I was working with Pubmed mining for 3 months now, and i guess the PMC full text are a better source

There are 2 ways to do that : download all PMC = 50 GB and put it into a quereyable mnner, there the issue is the every article is one file and there are close to 8 mill files

The other way is to add PMC in the document grabber and put a loop to grab selective full text

Now I have absolutely no clue how to do that

Thanks

San

kilian.thiel · December 10, 2014, 11:12am

Hi San,

sorry, i did not fully understand your question. To store an index the full PMC data set (50GB) in a queryable manner you need a good database / search engine. Elasticsearch could definitely handle this (http://www.elasticsearch.org/) but this would take some effort.

Querying PMC documents via the Document Grabber seems more easy on first view in my opinion. What is your exact question about this?

Cheers, Kilian

sanatan · December 10, 2014, 4:22pm

Hi Kilian,

Thanks for the reply.

I was thinking of PMC via grabber, as it removes the need to create the dictionary for the first list (PMC does that for you) and you don’t have to phrase all nxml files from PMC which take 72 hrs min on an i7 and 12 gig ram.

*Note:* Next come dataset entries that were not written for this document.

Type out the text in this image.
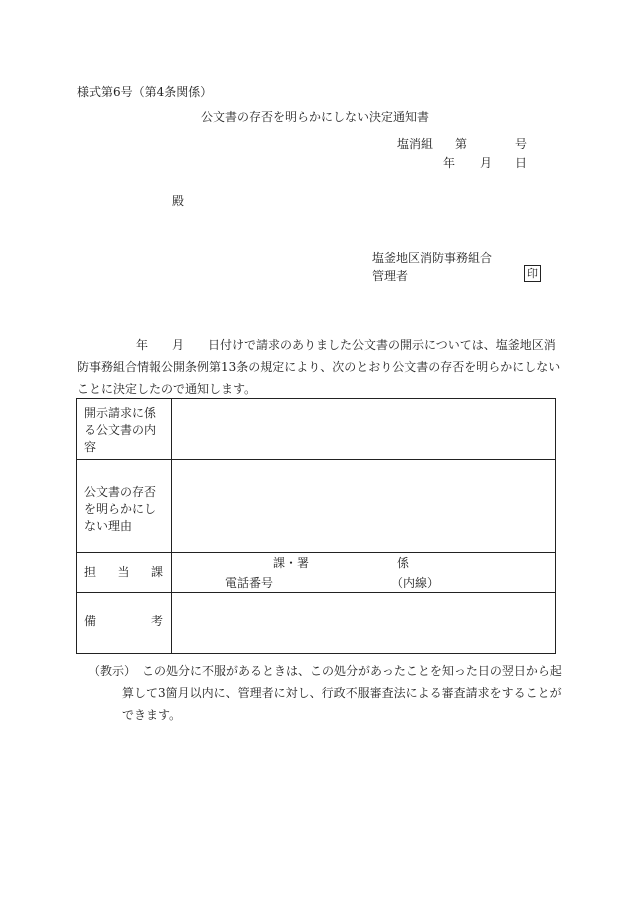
様式第6号（第4条関係）
公文書の存否を明らかにしない決定通知書
塩消組 第	号
年 月 日
殿
塩釜地区消防事務組合
管理者	印
年　　月　　日付けで請求のありました公文書の開示については、塩釜地区消
防事務組合情報公開条例第13条の規定により、次のとおり公文書の存否を明らかにしない
ことに決定したので通知します。
開示請求に係
る公文書の内
容	

公文書の存否
を明らかにし
ない理由	

担 当 課	課・署 係
電話番号 （内線）

備 考	

（教示） この処分に不服があるときは、この処分があったことを知った日の翌日から起
算して3箇月以内に、管理者に対し、行政不服審査法による審査請求をすることが
できます。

Primary list: a₁, a₂, ...a_n

Association list 1: b₁, b₂, .....b_n

Aim is to identify in all the articles with a1 what is the correlation between list1 and list2

This is what I am doing right now:

Phrasing all nxml PMC(72 hrs min) and mining primary list (and its synonyms) then sentence extraction and then identifying correlation between list1 and list2

What I am looking for is a way to selectively work on articles associated with primary list only.

Thanks

San

kilian.thiel · December 16, 2014, 7:16pm

Hi San,

are the association lists: b1, b2, b3, ... bn lists of terms or articles? As far as I understood these lists are lists of terms and you want to compute pairwise correlations between two sets of documents d1 and d2. All documents of both sets contain terms a1, a2, ... an. This can be ensured by using these terms as query terms in the Document Grabber. The resulting documents are than split up into two sets. One set containing terms of association list 1, the second set containing terms of association list 2.

What exactly do you mean with correlation in this context? One possibility would be to compute the pairwise cosine distance between documents of set 1 and 2.

Cheers, Kilian

system · June 2, 2023, 9:49pm

This topic was automatically closed 90 days after the last reply. New replies are no longer allowed.